Rethinking tokenisation in the pipeline

From Apertium
Jump to navigation Jump to search

At the moment tokenisation is done longest-match left-to-right using the morphological analyser and an alphabet defined for breaking up unknown words.

This has some advantages ...

  • It means that multiwords can be included in the dictionary and tokenised as a single unit
  • It combines two parts of the pipeline that have complementary information, tokenisation and morphological analysis.

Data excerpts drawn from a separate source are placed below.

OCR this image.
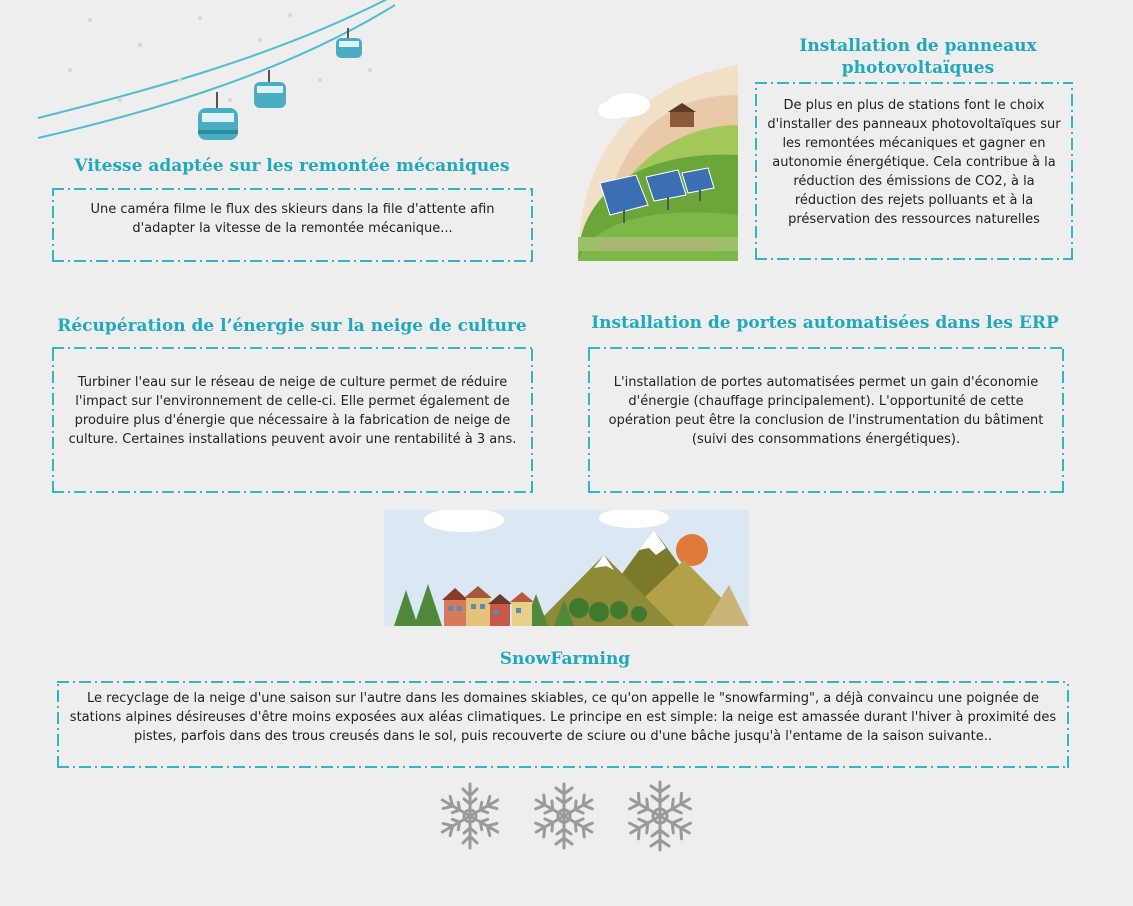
Vitesse adaptée sur les remontée mécaniques

Une caméra filme le flux des skieurs dans la file d'attente afin d'adapter la vitesse de la remontée mécanique...

Installation de panneaux photovoltaïques

De plus en plus de stations font le choix d'installer des panneaux photovoltaïques sur les remontées mécaniques et gagner en autonomie énergétique. Cela contribue à la réduction des émissions de CO2, à la réduction des rejets polluants et à la préservation des ressources naturelles

Récupération de l’énergie sur la neige de culture

Turbiner l'eau sur le réseau de neige de culture permet de réduire l'impact sur l'environnement de celle-ci. Elle permet également de produire plus d'énergie que nécessaire à la fabrication de neige de culture. Certaines installations peuvent avoir une rentabilité à 3 ans.

Installation de portes automatisées dans les ERP

L'installation de portes automatisées permet un gain d'économie d'énergie (chauffage principalement). L'opportunité de cette opération peut être la conclusion de l'instrumentation du bâtiment (suivi des consommations énergétiques).

SnowFarming

Le recyclage de la neige d'une saison sur l'autre dans les domaines skiables, ce qu'on appelle le "snowfarming", a déjà convaincu une poignée de stations alpines désireuses d'être moins exposées aux aléas climatiques. Le principe en est simple: la neige est amassée durant l'hiver à proximité des pistes, parfois dans des trous creusés dans le sol, puis recouverte de sciure ou d'une bâche jusqu'à l'entame de la saison suivante..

However it has some disadvantages:

  • Not having a standard fixed tokenisation scheme makes using other resources harder, and makes it harder for other people to use our resources.
  • Ambiguous paths need to be encoded in the lexicon (using +)

Historically,

  • We did not have apertium-separable or any other way of merging analyses outside of transfer.
  • Unicode support was not as widely used

Current issues[edit]

  • Splitting tokens that are alphabetic but not in the <alphabet>, e.g. ^Bala$š^evi$ć.

Thoughts[edit]

There should be various stages to tokenisation,

  • separating whitespace from non-whitespace, no more should we have e.g. ^Bala$š^evi$ć
  • morphologically analysing tokens, including those which only appear as part of a multiword
    • contractions (1 token, >1 word)
    • compounds (1 token, >1 word)
  • retokenisation for multiwords
    • (>1 token, 1 word)

We should also be able to deal with languages that don't write spaces.